YABANCI UYRUKLU KİŞİLERE ÖZEL HAT
Güler, yabancı uyruklu gerçek kişilere ait mobil haberleşme hatlarına özgü numara tahsisi ve kullanımında da yeni standartlar getirileceğini ifade etti. Bu kapsamda, yabancı abonelerin hatlarının tespiti ve takibi için ayrı düzenlemeler yapılacak.
Diplomatik ilişkiler çerçevesinde görev yapan yabancı misyon çalışanlarının ise bu düzenlemelerden istisna tutulmasının planlandığı belirtildi.
SUÇTA KULLANILAN HATLARA ŞEBEKE KESİNTİSİ
Teklifte yer alan bir diğer önemli başlık, dolandırıcılık, hırsızlık ve banka veya kredi kartlarının kötüye kullanılması gibi suçlarda kullanılan telefon hatlarına ilişkin.
Güler, bu suçlarla bağlantılı olduğu tespit edilen telefon hatlarının şebekeyle bağlantısının kesilmesine yönelik bir tedbir üzerinde çalıştıklarını, böylece suça konu iletişim kanallarının hızlı şekilde devre dışı bırakılmasının amaçlandığını vurguladı.
Ayrıca, soruşturma ve kovuşturma süreçlerinde bilgi paylaşımına uyulmaması halinde uygulanacak yaptırımlara da açıklık getirdi ve şu değerlendirmede bulundu:
"Yürütülen bir soruşturma veya kovuşturma kapsamında Cumhuriyet savcısı, hakim veya mahkeme tarafından istenilen bilgi veya belgenin 10 gün içinde fiziki veya elektronik ortamına gönderilmemesi halinde banka ve finans kuruluşları ile operatörlere de idari para cezası verilmesini öneriyoruz. Hat düzenlemeleriyle ilgili geçiş hükümlerinde aynı zamanda mevcut davalarla ilgili de bir olumsuzluk olmasın diye geçici madde olarak düzenliyoruz. Vatandaşlarımıza ve yabancı uyruklu kişilerin yeni getirilen bu düzenlemeler doğrultusunda abonelik kayıtlarını güncellemesi, telefon hatlarını kendi üzerlerine almaları veya hattı kapatmaları içinde kendilerine süre tanıyoruz.

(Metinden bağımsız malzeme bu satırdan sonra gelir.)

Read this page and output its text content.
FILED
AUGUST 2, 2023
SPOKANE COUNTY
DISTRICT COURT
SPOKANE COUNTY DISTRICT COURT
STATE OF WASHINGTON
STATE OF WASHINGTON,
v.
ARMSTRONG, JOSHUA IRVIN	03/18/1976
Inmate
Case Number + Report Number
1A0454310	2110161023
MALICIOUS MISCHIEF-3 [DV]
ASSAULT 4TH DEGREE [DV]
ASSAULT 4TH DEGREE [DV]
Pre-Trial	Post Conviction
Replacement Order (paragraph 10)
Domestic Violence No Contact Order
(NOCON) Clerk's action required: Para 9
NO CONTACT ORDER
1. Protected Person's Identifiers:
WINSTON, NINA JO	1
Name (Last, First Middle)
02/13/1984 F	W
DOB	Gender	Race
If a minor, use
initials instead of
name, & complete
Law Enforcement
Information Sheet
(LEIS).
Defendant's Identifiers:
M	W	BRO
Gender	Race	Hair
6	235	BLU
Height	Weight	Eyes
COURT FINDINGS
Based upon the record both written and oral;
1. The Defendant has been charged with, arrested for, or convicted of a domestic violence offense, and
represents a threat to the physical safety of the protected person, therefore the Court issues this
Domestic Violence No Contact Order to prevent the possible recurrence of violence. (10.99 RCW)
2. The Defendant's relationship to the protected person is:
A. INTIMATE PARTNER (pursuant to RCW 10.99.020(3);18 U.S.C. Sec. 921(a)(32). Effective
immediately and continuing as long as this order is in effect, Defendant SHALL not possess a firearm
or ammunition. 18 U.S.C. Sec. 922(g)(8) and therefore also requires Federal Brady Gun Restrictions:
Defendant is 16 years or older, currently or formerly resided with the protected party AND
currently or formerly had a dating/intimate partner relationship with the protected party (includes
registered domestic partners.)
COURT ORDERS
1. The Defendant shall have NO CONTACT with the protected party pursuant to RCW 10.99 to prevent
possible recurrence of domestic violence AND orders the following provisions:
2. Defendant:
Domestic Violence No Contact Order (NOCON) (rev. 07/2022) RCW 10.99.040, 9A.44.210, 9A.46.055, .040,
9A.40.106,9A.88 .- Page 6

Bu düzenlemelerin herhangi bir mağduriyet oluşturmaması adına da belirli bir süre sonra yürürlüğe gireceğine de teklifimizde yer veriyoruz. Ayrıca bu düzenlemeler nedeniyle abonelik işlemlerinden kaynaklı ortaya çıkabilecek mali külfetin de tüketiciye yansıtılmaması için önerilerimizi bu teklife yansıtmış oluyoruz. Teklifimizde ayrıca Türk Ceza Kanunu'nun 158. maddesinde düzenlenen dolandırıcılık suçlarının yargılamalarının asliye ceza mahkemelerinde görülmesine imkan getiriyoruz. Asliye ceza mahkemeleri nezdinde ihtisaslaşma sağlanmak suretiyle, bu suçlara ilişkin yargılamaların makul sürede sonuçlandırılması, böylelikle bu suçlara ilişkin yargılamaların makul sürede sonuçlandırılması ve bu suçlarla daha etkin bir mücadeleyi de burada hedefliyoruz."

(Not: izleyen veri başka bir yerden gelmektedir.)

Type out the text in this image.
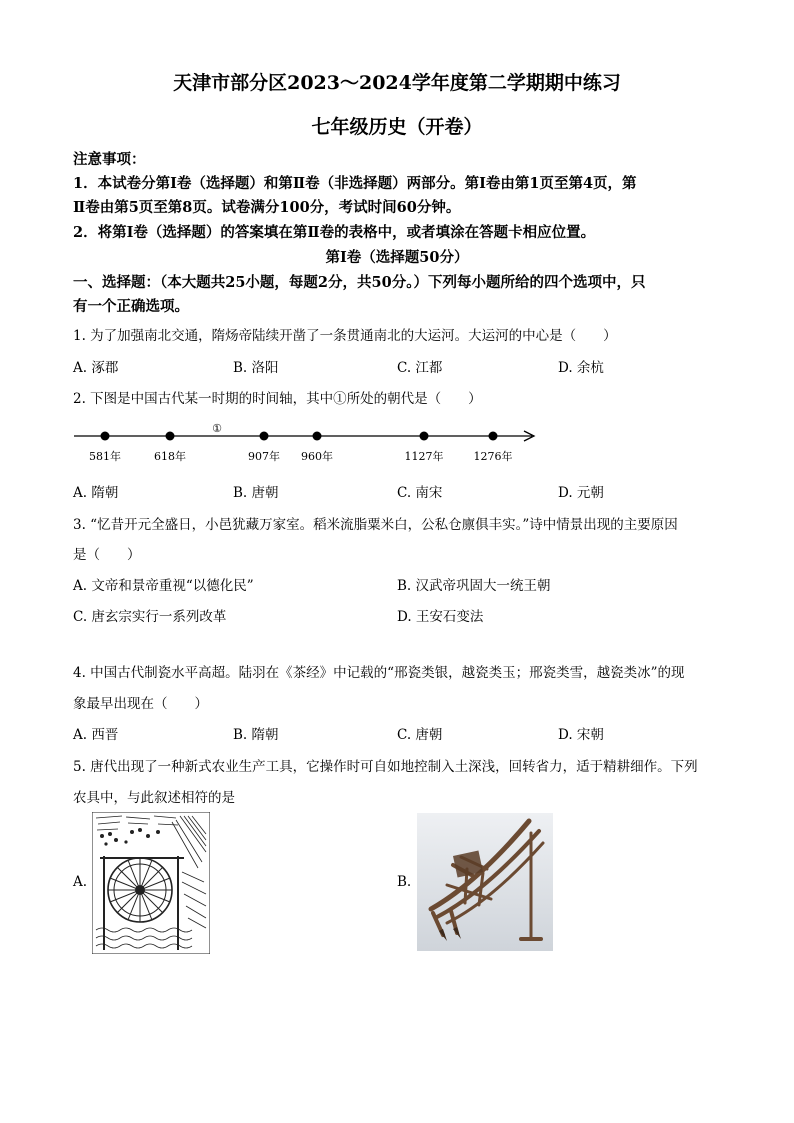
天津市部分区2023～2024学年度第二学期期中练习
七年级历史（开卷）
注意事项：
1．本试卷分第Ⅰ卷（选择题）和第Ⅱ卷（非选择题）两部分。第Ⅰ卷由第1页至第4页，第
Ⅱ卷由第5页至第8页。试卷满分100分，考试时间60分钟。
2．将第Ⅰ卷（选择题）的答案填在第Ⅱ卷的表格中，或者填涂在答题卡相应位置。
第Ⅰ卷（选择题50分）
一、选择题：（本大题共25小题，每题2分，共50分。）下列每小题所给的四个选项中，只
有一个正确选项。
1. 为了加强南北交通，隋炀帝陆续开凿了一条贯通南北的大运河。大运河的中心是（　　）
A. 涿郡	B. 洛阳	C. 江都	D. 余杭
2. 下图是中国古代某一时期的时间轴，其中①所处的朝代是（　　）
①
581年	618年	907年 960年	1127年	1276年
A. 隋朝	B. 唐朝	C. 南宋	D. 元朝
3. “忆昔开元全盛日，小邑犹藏万家室。稻米流脂粟米白，公私仓廪俱丰实。”诗中情景出现的主要原因
是（　　）
A. 文帝和景帝重视“以德化民”	B. 汉武帝巩固大一统王朝
C. 唐玄宗实行一系列改革	D. 王安石变法
4. 中国古代制瓷水平高超。陆羽在《茶经》中记载的“邢瓷类银，越瓷类玉；邢瓷类雪，越瓷类冰”的现
象最早出现在（　　）
A. 西晋	B. 隋朝	C. 唐朝	D. 宋朝
5. 唐代出现了一种新式农业生产工具，它操作时可自如地控制入土深浅，回转省力，适于精耕细作。下列
农具中，与此叙述相符的是
A.	B.
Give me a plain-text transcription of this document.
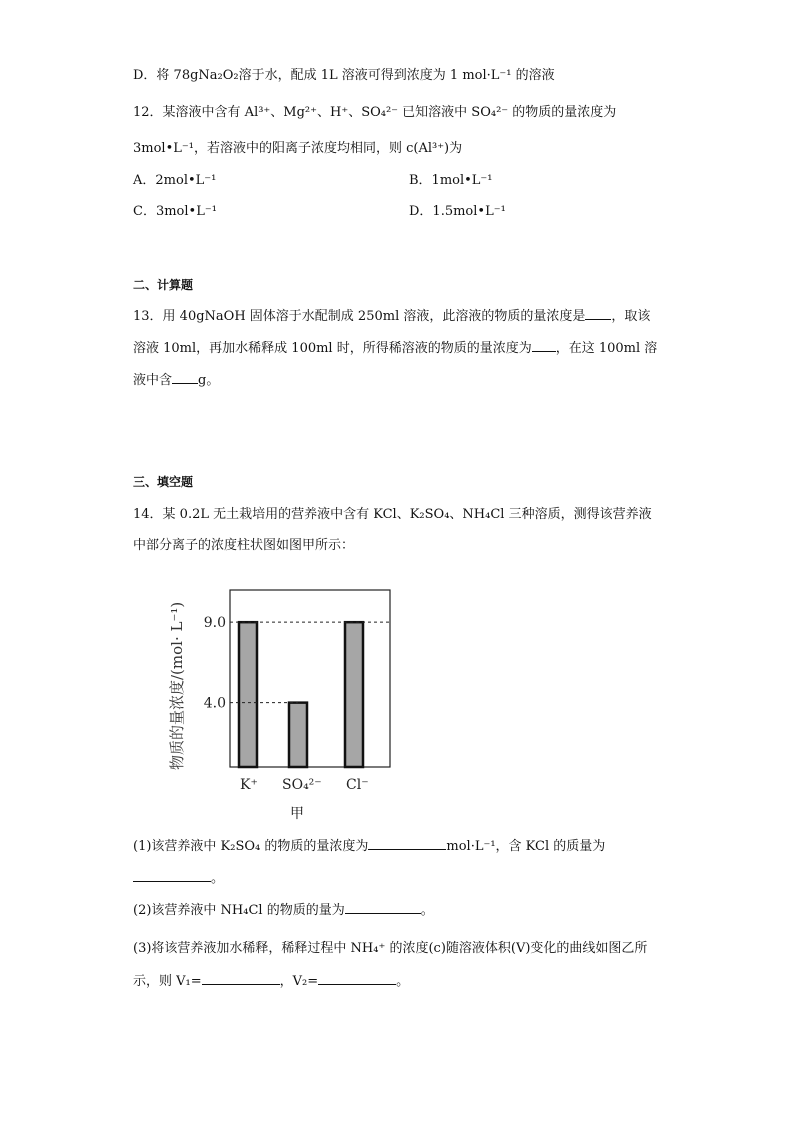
D．将 78gNa₂O₂溶于水，配成 1L 溶液可得到浓度为 1 mol·L⁻¹ 的溶液
12．某溶液中含有 Al³⁺、Mg²⁺、H⁺、SO₄²⁻ 已知溶液中 SO₄²⁻ 的物质的量浓度为
3mol•L⁻¹，若溶液中的阳离子浓度均相同，则 c(Al³⁺)为
A．2mol•L⁻¹	B．1mol•L⁻¹
C．3mol•L⁻¹	D．1.5mol•L⁻¹
二、计算题
13．用 40gNaOH 固体溶于水配制成 250ml 溶液，此溶液的物质的量浓度是 ，取该
溶液 10ml，再加水稀释成 100ml 时，所得稀溶液的物质的量浓度为 ，在这 100ml 溶
液中含 g。
三、填空题
14．某 0.2L 无土栽培用的营养液中含有 KCl、K₂SO₄、NH₄Cl 三种溶质，测得该营养液
中部分离子的浓度柱状图如图甲所示：
9.0
4.0
K⁺ SO₄²⁻ Cl⁻
物质的量浓度/(mol· L⁻¹)
甲
(1)该营养液中 K₂SO₄ 的物质的量浓度为	mol·L⁻¹，含 KCl 的质量为
。
(2)该营养液中 NH₄Cl 的物质的量为	。
(3)将该营养液加水稀释，稀释过程中 NH₄⁺ 的浓度(c)随溶液体积(V)变化的曲线如图乙所
示，则 V₁=	，V₂=	。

ASLİYE CEZADA İHTİSASLAŞMA AMAÇLANIYOR
Teklif kapsamında, Türk Ceza Kanunu’nun 158. maddesinde düzenlenen nitelikli dolandırıcılık suçlarının yargılamalarının asliye ceza mahkemelerinde görülmesinin önü açılıyor. Bu adımla, belirli mahkemeler nezdinde ihtisaslaşma sağlanarak bu suçlara ilişkin yargılamaların makul sürede sonuçlandırılması hedefleniyor.

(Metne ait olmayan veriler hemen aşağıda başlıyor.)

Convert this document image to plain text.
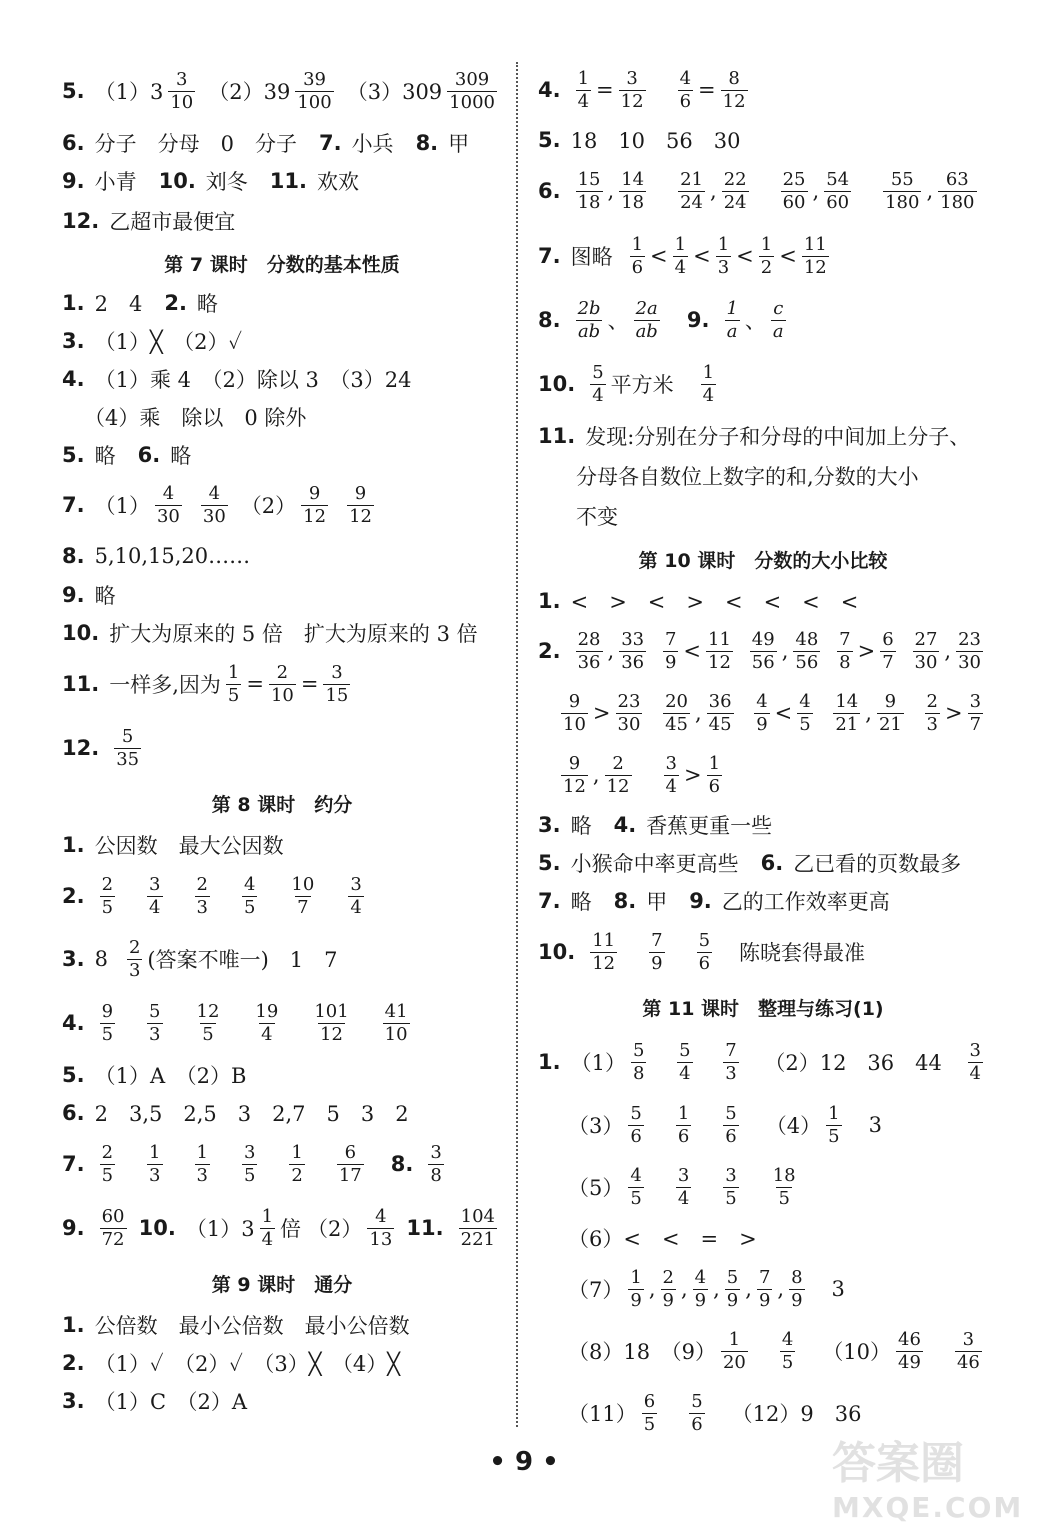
5. $(1)3 \frac{3}{10} (2)39 \frac{39}{100} (3)309 \frac{309}{1000}$
6. 分子　分母　0　分子 7. 小兵 8. 甲
9. 小青 10. 刘冬 11. 欢欢
12. 乙超市最便宜
第 7 课时　分数的基本性质
1. 2　4 2. 略
3. （1）╳　（2）✓
4. （1）乘 4　（2）除以 3　（3）24
（4）乘　除以　0 除外
5. 略 6. 略
7. $(1) \frac{4}{30} \frac{4}{30} (2) \frac{9}{12} \frac{9}{12}$
8. 5,10,15,20……
9. 略
10. 扩大为原来的 5 倍　扩大为原来的 3 倍
11. 一样多,因为 $\frac{1}{5} = \frac{2}{10} = \frac{3}{15}$
12. $\frac{5}{35}$
第 8 课时　约分
1. 公因数　最大公因数
2. $\frac{2}{5} \frac{3}{4} \frac{2}{3} \frac{4}{5} \frac{10}{7} \frac{3}{4}$
3. $8 \frac{2}{3}$ (答案不唯一)　1　7
4. $\frac{9}{5} \frac{5}{3} \frac{12}{5} \frac{19}{4} \frac{101}{12} \frac{41}{10}$
5. （1）A　（2）B
6. 2　3,5　2,5　3　2,7　5　3　2
7. $\frac{2}{5} \frac{1}{3} \frac{1}{3} \frac{3}{5} \frac{1}{2} \frac{6}{17} 8$. $\frac{3}{8}$
9. $\frac{60}{72} 10$. $(1)3 \frac{1}{4}$ 倍 $(2) \frac{4}{13} 11$. $\frac{104}{221}$
第 9 课时　通分
1. 公倍数　最小公倍数　最小公倍数
2. （1）✓　（2）✓　（3）╳　（4）╳
3. （1）C　（2）A
4. $\frac{1}{4} = \frac{3}{12} \frac{4}{6} = \frac{8}{12}$
5. 18　10　56　30
6. $\frac{15}{18}$ , $\frac{14}{18} \frac{21}{24}$ , $\frac{22}{24} \frac{25}{60}$ , $\frac{54}{60} \frac{55}{180}$ , $\frac{63}{180}$
7. 图略 $\frac{1}{6} < \frac{1}{4} < \frac{1}{3} < \frac{1}{2} < \frac{11}{12}$
8. $\frac{2b}{ab}$ 、 $\frac{2a}{ab} 9$. $\frac{1}{a}$ 、 $\frac{c}{a}$
10. $\frac{5}{4}$ 平方米 $\frac{1}{4}$
11. 发现:分别在分子和分母的中间加上分子、
分母各自数位上数字的和,分数的大小
不变
第 10 课时　分数的大小比较
1. <　>　<　>　<　<　<　<
2. $\frac{28}{36}$ , $\frac{33}{36} \frac{7}{9} < \frac{11}{12} \frac{49}{56}$ , $\frac{48}{56} \frac{7}{8} > \frac{6}{7} \frac{27}{30}$ , $\frac{23}{30}$
$\frac{9}{10} > \frac{23}{30} \frac{20}{45}$ , $\frac{36}{45} \frac{4}{9} < \frac{4}{5} \frac{14}{21}$ , $\frac{9}{21} \frac{2}{3} > \frac{3}{7}$
$\frac{9}{12}$ , $\frac{2}{12} \frac{3}{4} > \frac{1}{6}$
3. 略 4. 香蕉更重一些
5. 小猴命中率更高些 6. 乙已看的页数最多
7. 略 8. 甲 9. 乙的工作效率更高
10. $\frac{11}{12} \frac{7}{9} \frac{5}{6}$ 陈晓套得最准
第 11 课时　整理与练习(1)
1. $(1) \frac{5}{8} \frac{5}{4} \frac{7}{3} (2)12$　36　$44 \frac{3}{4}$
$(3) \frac{5}{6} \frac{1}{6} \frac{5}{6} (4) \frac{1}{5} 3$
$(5) \frac{4}{5} \frac{3}{4} \frac{3}{5} \frac{18}{5}$
（6）<　<　=　>
$(7) \frac{1}{9}$ , $\frac{2}{9}$ , $\frac{4}{9}$ , $\frac{5}{9}$ , $\frac{7}{9}$ , $\frac{8}{9} 3$
（8）18　$(9) \frac{1}{20} \frac{4}{5} (10) \frac{46}{49} \frac{3}{46}$
$(11) \frac{6}{5} \frac{5}{6} (12)9$　36
• 9 •	答案圈
MXQE.COM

Teklifte ayrıca, yeni getirilen hat düzenlemeleri nedeniyle ortaya çıkabilecek mali yüklerin tüketicilere yansıtılmaması, vatandaşların ve yabancı uyruklu abonelerin abonelik kayıtlarını güncellemeleri veya hatlarını üzerlerine almaları için süre tanınması ve geçiş sürecinde mevcut davalarda mağduriyet yaşanmaması için geçici maddelerle düzenleme yapılması öngörülüyor.